Celles-ci sont très marquées en Europe par les spécificités nationales. Les comparaisons en la matière sont donc difficiles. Quelques spécificités émergent cependant. L'hôpital, l'enseignement et la fonction publique territoriale ont une main d'œuvre majoritairement féminine. Les administrations centrales belges et française font exception, car elles sont plus masculines, le peu de femmes étant cantonnées dans des postes subalternes ! La moyenne d'âge et le taux de syndicalisation sont plus élevés que dans le privé. Le public garde encore une fonction sociale, car la proportion de personnes avec des incapacités et des handicaps est supérieure au privé (surtout en Belgique et au Royaume-Uni).

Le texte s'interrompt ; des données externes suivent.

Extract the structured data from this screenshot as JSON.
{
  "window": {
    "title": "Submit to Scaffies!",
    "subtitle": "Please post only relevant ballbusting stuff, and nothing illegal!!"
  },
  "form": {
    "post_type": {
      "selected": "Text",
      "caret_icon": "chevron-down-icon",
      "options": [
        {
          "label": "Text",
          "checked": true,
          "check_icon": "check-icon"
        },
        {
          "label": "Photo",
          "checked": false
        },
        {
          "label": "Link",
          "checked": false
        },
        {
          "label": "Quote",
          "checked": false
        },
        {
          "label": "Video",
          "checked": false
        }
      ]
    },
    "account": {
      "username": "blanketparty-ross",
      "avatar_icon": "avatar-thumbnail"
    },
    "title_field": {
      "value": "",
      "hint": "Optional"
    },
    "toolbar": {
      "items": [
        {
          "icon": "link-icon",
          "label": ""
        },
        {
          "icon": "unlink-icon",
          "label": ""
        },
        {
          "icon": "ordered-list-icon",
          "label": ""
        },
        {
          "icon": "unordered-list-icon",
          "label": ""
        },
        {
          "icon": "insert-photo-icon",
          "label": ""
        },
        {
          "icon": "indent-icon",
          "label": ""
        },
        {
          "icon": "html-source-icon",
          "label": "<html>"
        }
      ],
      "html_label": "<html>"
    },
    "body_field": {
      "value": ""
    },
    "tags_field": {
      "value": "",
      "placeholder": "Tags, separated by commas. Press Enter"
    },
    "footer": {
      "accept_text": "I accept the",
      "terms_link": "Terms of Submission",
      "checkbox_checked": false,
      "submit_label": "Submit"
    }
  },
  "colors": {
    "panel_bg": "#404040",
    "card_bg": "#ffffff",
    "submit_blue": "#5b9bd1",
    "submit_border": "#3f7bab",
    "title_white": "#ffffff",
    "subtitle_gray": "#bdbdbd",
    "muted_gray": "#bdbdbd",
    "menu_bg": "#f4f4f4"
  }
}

Autre point commun : les inégalités sont légions. Certains postes à statuts sont très sécurisés, alors que d'autres ont très peu de droits (vacataires, intérimaires), bien que les différences soient très marquées selon les pays, et les secteurs. Dans le secteur de la santé par exemple, tous les pays d'Europe sauf la Belgique et la Roumanie font appel aux travailleurs migrants, qui sont plus mobiles et pas toujours aussi bien rémunérés que les nationaux (surtout en France, en Italie et en Allemagne).


Le nouvel ordre public

Les restructurations prennent des formes diverses : baisse des effectifs, déménagement, externalisation, intensification du travail. Les effectifs sont rarement touchés. Le volume d'emploi public a légèrement baissé en Finlande, Allemagne, Italie et Belgique au cours des dernières années (entre 1 à 4%). En Finlande, les suppressions de postes ont plutôt touché l'administration territoriale, avec des externalisations. En Belgique, ce sont les professionnels de la santé qui ont subi une baisse d'effectifs. Le phénomène s'est caractérisé par des départs à la retraite, le non-remplacement (un fonctionnaire sur deux en France !) ou le non-renouvellement de contrats à durée déterminée.

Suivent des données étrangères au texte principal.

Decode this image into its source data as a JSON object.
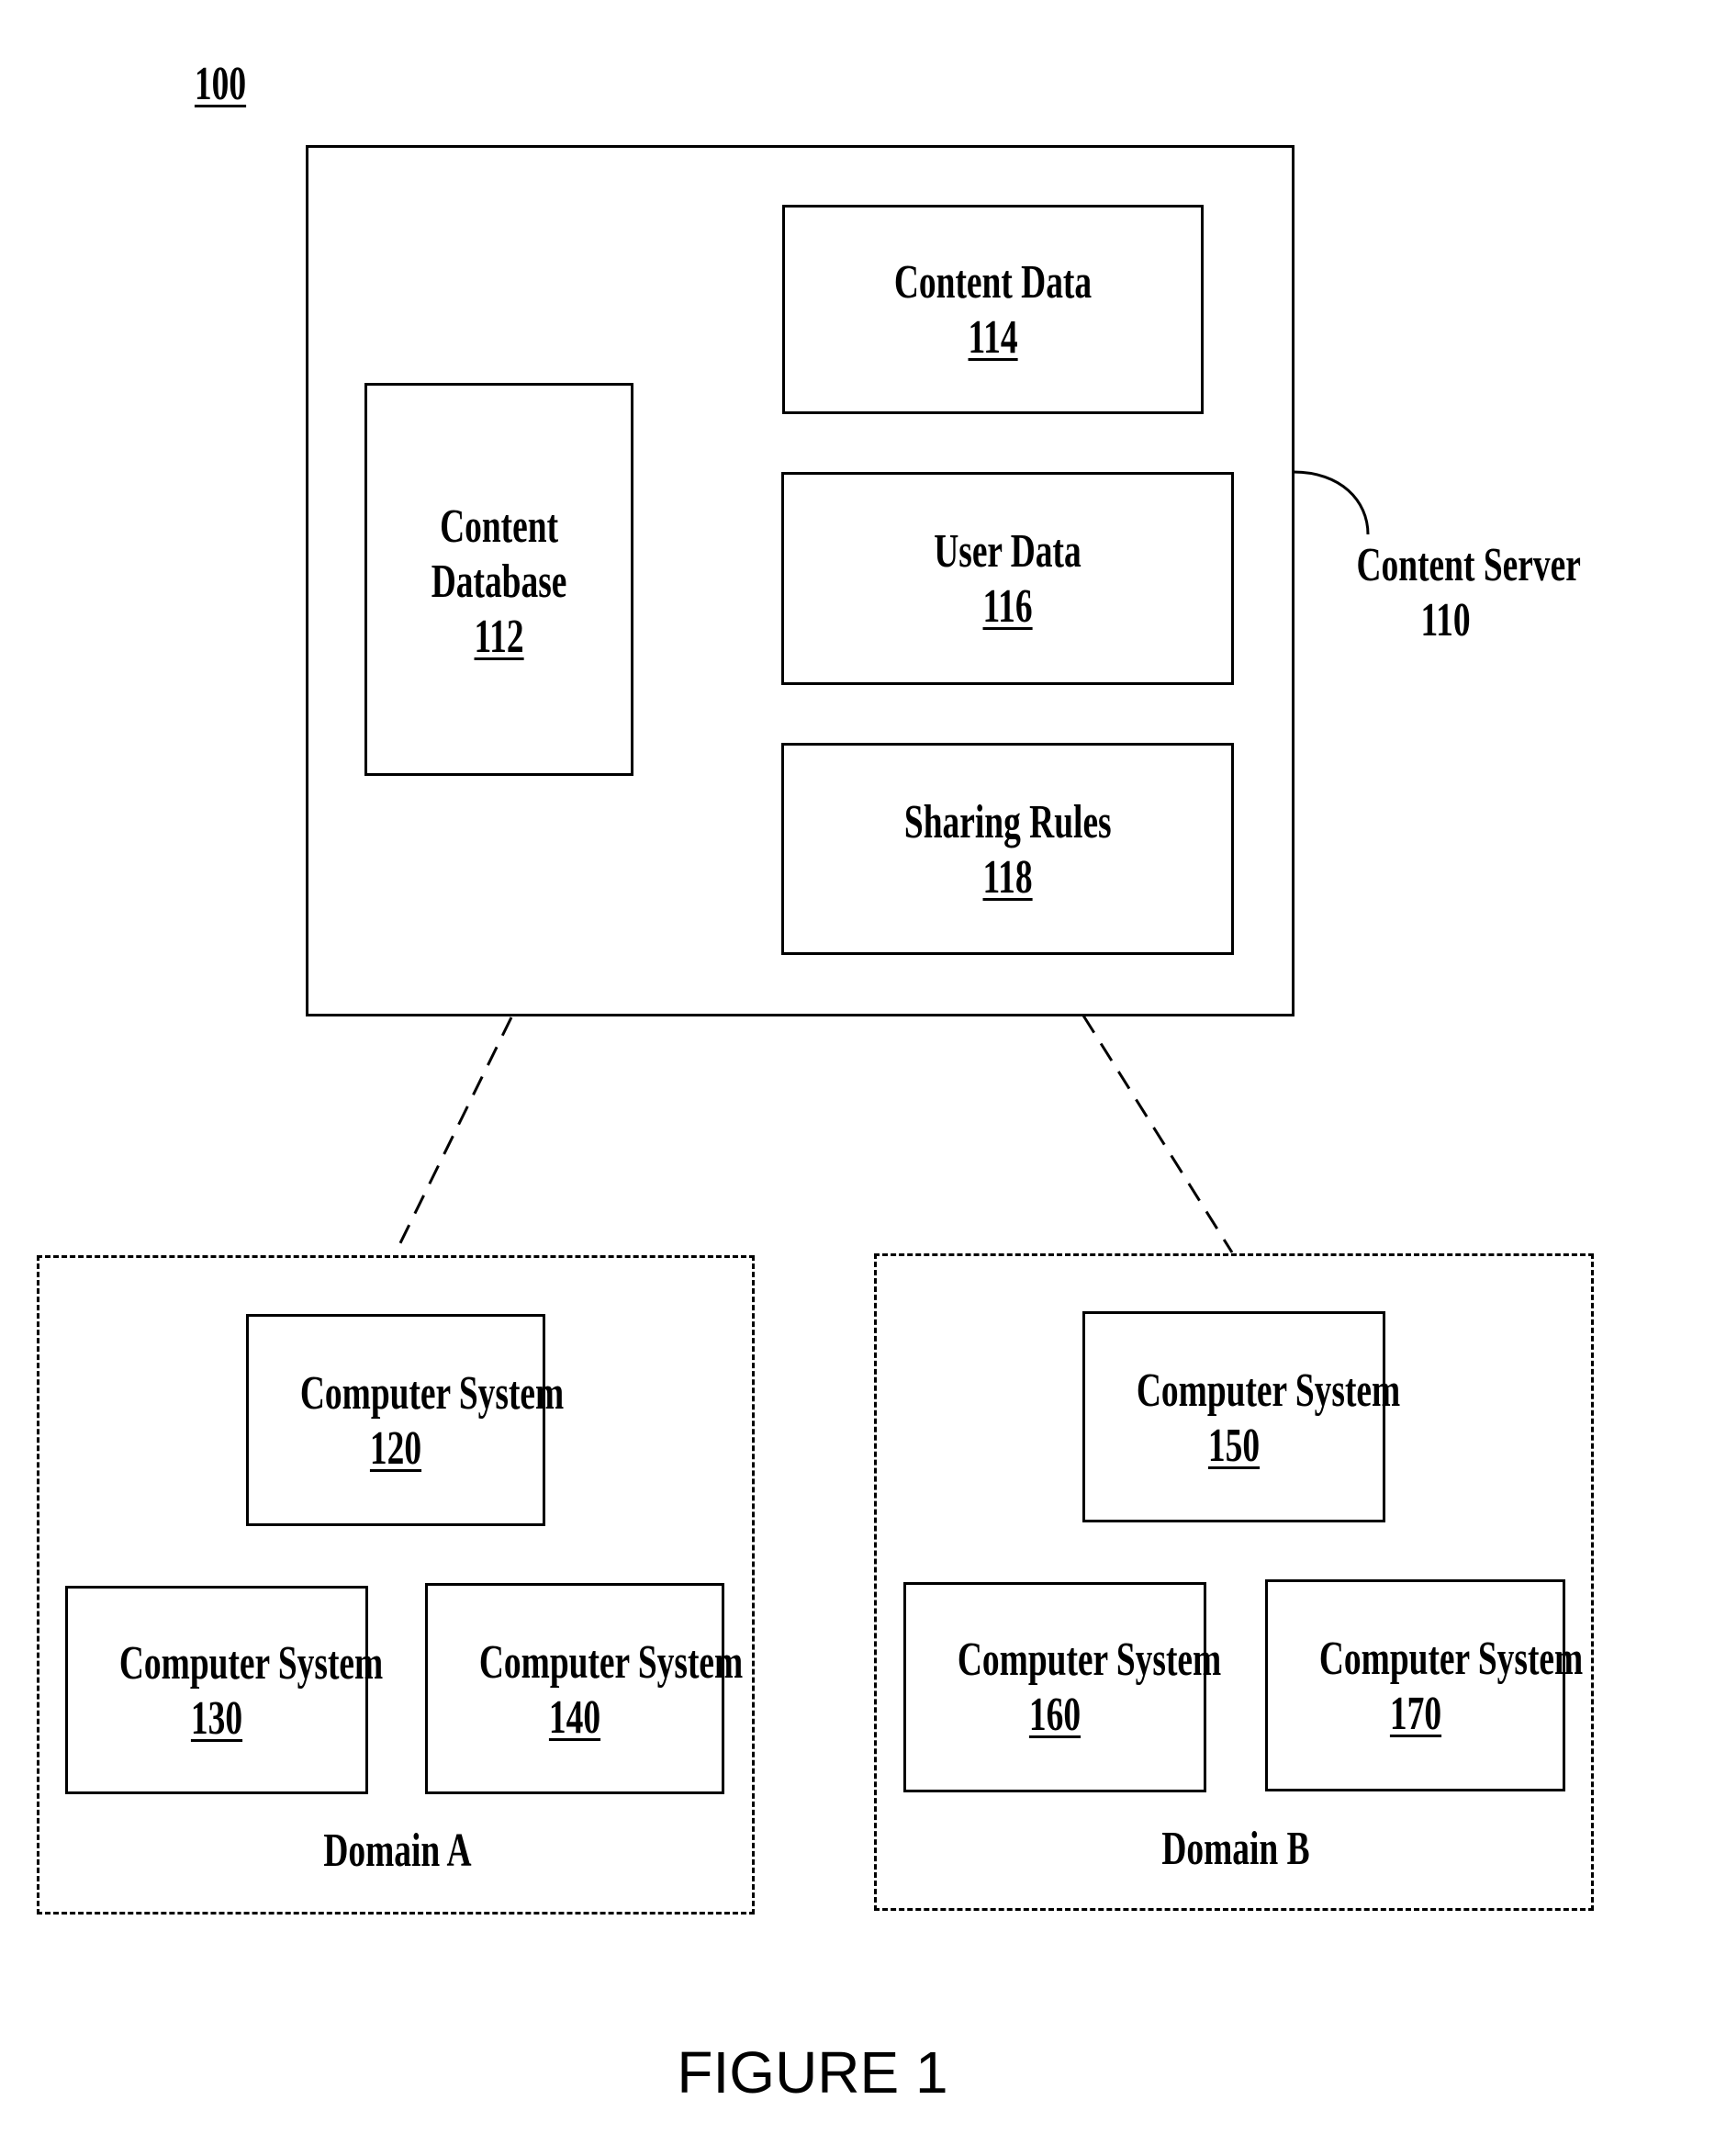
{
  "figure_ref": "100",
  "content_server": {
    "label": "Content Server",
    "ref": "110",
    "components": [
      {
        "name": "Content Database",
        "line1": "Content",
        "line2": "Database",
        "ref": "112"
      },
      {
        "name": "Content Data",
        "ref": "114"
      },
      {
        "name": "User Data",
        "ref": "116"
      },
      {
        "name": "Sharing Rules",
        "ref": "118"
      }
    ]
  },
  "domains": [
    {
      "label": "Domain A",
      "systems": [
        {
          "name": "Computer System",
          "ref": "120"
        },
        {
          "name": "Computer System",
          "ref": "130"
        },
        {
          "name": "Computer System",
          "ref": "140"
        }
      ]
    },
    {
      "label": "Domain B",
      "systems": [
        {
          "name": "Computer System",
          "ref": "150"
        },
        {
          "name": "Computer System",
          "ref": "160"
        },
        {
          "name": "Computer System",
          "ref": "170"
        }
      ]
    }
  ],
  "caption": "FIGURE 1"
}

En revanche, la situation est plus grave en Roumanie et au Royaume-Uni. Sur les 5 dernières années, un quart des postes du service de santé roumain a disparu (le nombre de médecins restant stable). Les salaires des fonctionnaires ont baissé de 25%. Du côté britannique, 20 à 30% des effectifs du service public a été détruit. Les suppressions concernent surtout le personnel managérial et administratif à la suite d'une fusion d'un tiers des institutions locales dans de nouvelles unités.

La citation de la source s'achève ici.